Letter from an Economist
John Birchall
20 Oct 2008
The time has come to examine what the financial crisis has done to the "real" economy, for it is this that will influence jobs, peace, prosperity and so affect all people, wherever they may live, says UK economist John Birchall.
‘Let’s get real’
The majority of us will have been watching the roller coaster that is known as the stock market as it plunged and then moved dramatically upwards taking with it pundits, experts and all those who have promoted unregulated capitalism. For many it was interesting spectator sport and may even have caused some concerns about pensions and the value of one’s personal assets. However, it is now is the time to return to some normality and think what is happening to the "real" economy, for it is this that will influence jobs, peace, prosperity and so affect all people, wherever they may live.
World trade
After billions of dollars, euros and pounds have been pumped into banks and financial institutions across the world, it's now clear that rescuing the banks is just the beginning: The non-financial economy especially that of the US, which is the main driver of world trade, is also in desperate need of help. For quite a large number of economic experts that above statement will mean that they will have to put some long-held prejudices aside. In the United States, it has been politically fashionable to rant against government spending and demand fiscal responsibility. The free marketeers may have to accept that increased government spending is just what the doctor ordered, and concerns about the US budget deficit should be put on hold.
Basic Economics
Let’s look at some basic economics. Just this week US retail sales have fallen dramatically and so has industrial production. Unemployment claims are at steep recession levels, and the Philadelphia Fed's manufacturing index is falling at the fastest pace in almost 20 years. All signs point to an economic slump and it may be a long one. It is not easy to assess just how long and deep the downturn will be but the US unemployment rate is already above 6% (and broader measures of underemployment are in double digits). Across the EU unemployment is starting to rise and this is especially pronounced in Ireland and Spain where a property-led boom has now started to collapse.
'Lost decade'
Perhaps we should think about the last recession, which followed the bursting of the late-1990s technology bubble – the so-called dot.com boom and then bust. On the surface, the policy response to that recession looks like a success story. Although there were widespread fears that the United States would experience a Japanese-style "lost decade," that didn't happen: The Federal Reserve was able to engineer a recovery from that recession by cutting interest rates. In Europe central banks injected liquidity and rode out what may have become as serious a recession as that witnessed in the early 1990s.

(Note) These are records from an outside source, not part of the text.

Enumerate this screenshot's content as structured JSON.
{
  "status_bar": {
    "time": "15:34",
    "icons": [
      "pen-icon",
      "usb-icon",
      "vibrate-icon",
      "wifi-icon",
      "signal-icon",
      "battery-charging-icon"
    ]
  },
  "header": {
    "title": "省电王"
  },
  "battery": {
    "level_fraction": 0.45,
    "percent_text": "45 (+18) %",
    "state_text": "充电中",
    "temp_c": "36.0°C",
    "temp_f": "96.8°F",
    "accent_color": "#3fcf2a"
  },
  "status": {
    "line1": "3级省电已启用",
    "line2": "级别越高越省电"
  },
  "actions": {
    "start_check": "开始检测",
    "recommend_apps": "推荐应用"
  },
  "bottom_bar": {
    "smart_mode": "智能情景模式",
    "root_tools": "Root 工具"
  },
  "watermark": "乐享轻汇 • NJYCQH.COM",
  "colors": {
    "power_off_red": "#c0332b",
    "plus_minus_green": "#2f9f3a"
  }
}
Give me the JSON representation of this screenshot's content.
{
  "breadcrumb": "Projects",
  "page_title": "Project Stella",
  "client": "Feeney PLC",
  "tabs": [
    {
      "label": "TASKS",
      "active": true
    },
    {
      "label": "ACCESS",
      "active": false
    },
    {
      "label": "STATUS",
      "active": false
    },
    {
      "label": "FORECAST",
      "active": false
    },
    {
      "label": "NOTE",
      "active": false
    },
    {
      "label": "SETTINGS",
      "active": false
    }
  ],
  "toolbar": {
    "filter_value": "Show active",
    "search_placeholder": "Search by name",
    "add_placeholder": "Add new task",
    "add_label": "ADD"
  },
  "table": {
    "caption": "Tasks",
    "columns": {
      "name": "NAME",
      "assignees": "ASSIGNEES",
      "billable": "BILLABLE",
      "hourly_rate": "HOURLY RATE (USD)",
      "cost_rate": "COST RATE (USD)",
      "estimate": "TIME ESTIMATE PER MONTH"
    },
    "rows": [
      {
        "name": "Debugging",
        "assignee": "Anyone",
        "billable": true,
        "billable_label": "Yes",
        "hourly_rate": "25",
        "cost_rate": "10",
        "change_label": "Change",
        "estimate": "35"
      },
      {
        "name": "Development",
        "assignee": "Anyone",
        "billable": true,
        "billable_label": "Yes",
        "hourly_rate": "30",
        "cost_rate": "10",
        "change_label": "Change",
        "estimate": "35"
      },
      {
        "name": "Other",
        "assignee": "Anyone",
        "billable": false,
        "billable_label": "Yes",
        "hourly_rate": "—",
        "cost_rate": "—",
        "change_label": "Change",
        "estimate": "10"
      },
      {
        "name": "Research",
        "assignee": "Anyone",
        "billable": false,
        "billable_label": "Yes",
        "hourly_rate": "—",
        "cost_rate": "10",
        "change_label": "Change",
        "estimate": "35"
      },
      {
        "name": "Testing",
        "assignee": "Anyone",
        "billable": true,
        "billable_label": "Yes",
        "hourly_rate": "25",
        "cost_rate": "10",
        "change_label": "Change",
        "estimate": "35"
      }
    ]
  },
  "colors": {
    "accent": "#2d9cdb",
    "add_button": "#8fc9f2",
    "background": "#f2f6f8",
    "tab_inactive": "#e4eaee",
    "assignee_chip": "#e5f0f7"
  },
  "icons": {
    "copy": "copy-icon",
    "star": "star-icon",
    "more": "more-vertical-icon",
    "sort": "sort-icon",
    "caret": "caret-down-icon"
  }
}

But some now think (and this includes Paul Krugman, the newly-awarded Nobel Prize winner for economics) that the Americans have been looking like the Japanese for quite a while: The Fed had a hard time getting traction. Despite repeated interest rate cuts, which eventually brought the federal funds rate down to just 1%, the unemployment rate just kept on rising; it was more than two years before the job numbers started to improve. And when a convincing recovery finally did come, it was only because Alan Greenspan had managed to replace the technology bubble with a housing bubble.
Housing bubble
Now the housing bubble has burst, leaving the financial landscape bereft of confidence, liquidity and capital resources. Even if the ongoing efforts to rescue the banking system and unfreeze the credit markets work - and while its early days yet, the initial results have been disappointing - it's hard to see housing making a comeback in the short to medium term. In other words, there's not much Ben Bernanke can do for the economy. He can and should cut interest rates even more - but nobody expects this to do more than provide a slight economic boost. On the other hand, there's a lot the US government can do for the economy.
It can provide extended benefits to the unemployed, which will both help distressed families cope and put money in the hands of people likely to spend it. Similar policies will be needed in Europe and probably in Japan. The governments of the main economies can provide emergency aid to state and local governments, so that they aren't forced into steep spending cuts that both degrade public services and destroy jobs. It can buy up mortgages and restructure the terms to help families stay in their homes.
Look after the economy
This is also the right time to engage in some serious infrastructure spending. The usual argument against public works as economic stimulus is that they take too long: By the time you get around to repairing that bridge and upgrading that rail line, the slump is over and the stimulus isn't needed. Well, that argument has no force now, since the chances that this slump will be over anytime soon are virtually nil.
If Barack Obama becomes president, he won't have the same knee-jerk opposition to spending. But he will face a chorus of inside-the-Beltway types telling him that he has to be responsible, that the big deficits the government will run next year if it does the right thing are unacceptable. He should ignore that chorus. The responsible thing, right now, is to give the economy the help it needs. Now is not the time to worry about the deficit.